Evangelical Association of Malawi (EAM) has said communities can achieve food security if they embrace crop diversification in the face of climate change effects.
EAM general secretary Francis Mkandawire said this on Saturday during a field day at Magaleta Village in Traditional Authority Mlauli in Neno where farmers are implementing new farming methods under Strengthen Community Resilience to Climate Change project.
The project engages farmers in crop diversification, soil and water management, fertiliser multiplication, tree planting and natural forest regeneration and irrigation among other components, to adapt to climate change.
Mkandawire said in a wake of dry spells, crop diversification provides communities a chance to depend on a variety of crops.
“Maize is prone to effects of climate change and the overdependence on it causes perennial hunger. We can survive on cassava, pigeon and cow peas, millet and potatoes among other drought-resistant crops,” he said.

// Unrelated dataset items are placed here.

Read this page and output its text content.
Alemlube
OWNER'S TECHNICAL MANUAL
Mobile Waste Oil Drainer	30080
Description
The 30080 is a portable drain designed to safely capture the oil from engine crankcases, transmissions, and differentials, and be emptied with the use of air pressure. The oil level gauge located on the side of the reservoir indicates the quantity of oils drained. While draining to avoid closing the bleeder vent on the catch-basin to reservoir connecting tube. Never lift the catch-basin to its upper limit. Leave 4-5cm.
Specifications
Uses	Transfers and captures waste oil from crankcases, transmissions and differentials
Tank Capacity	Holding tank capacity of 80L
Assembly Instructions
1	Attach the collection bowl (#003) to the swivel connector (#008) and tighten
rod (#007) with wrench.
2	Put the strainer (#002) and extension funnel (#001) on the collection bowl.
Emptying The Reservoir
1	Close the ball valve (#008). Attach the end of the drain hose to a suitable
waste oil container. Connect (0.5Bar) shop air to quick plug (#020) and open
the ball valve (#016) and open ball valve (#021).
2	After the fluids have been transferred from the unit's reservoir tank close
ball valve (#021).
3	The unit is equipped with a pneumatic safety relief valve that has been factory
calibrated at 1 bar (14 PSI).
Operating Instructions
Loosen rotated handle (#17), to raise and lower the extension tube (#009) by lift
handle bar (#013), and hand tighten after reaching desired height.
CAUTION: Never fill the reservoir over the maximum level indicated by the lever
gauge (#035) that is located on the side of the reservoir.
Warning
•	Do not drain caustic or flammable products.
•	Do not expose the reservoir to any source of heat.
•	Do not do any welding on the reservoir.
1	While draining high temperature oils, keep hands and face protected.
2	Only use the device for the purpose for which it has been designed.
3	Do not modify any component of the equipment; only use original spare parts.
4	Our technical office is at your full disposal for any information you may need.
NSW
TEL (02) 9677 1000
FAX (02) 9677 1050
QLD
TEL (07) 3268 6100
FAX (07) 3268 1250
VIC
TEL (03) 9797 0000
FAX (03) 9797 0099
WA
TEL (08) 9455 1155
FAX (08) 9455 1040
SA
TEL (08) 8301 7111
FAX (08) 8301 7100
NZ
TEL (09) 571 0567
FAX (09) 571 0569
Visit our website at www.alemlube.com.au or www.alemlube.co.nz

Mkandawire urged Malawians to change the mindset that acknowledges maize as the only food.
One of the community members from Tikondane Farmers’ Field School Enifa Sositeni hailed EAM for the project that has led to improved farm yields in the area.
“We have grown other crops not only maize. Implementation of these methods has increased farm produce and conserve the environment for our development,” she said.
Councillor for Ligowe ward Amos Duwe asked EAM to expand the project’s scope to other villages to save the whole area from perennial hunger.
EAM project officer Amos Bandawe said the project provides farming methods that help communities to cope up with effects of climate change.
EAM is implementing the project in partnership with Food and Agriculture Organisation (FAO).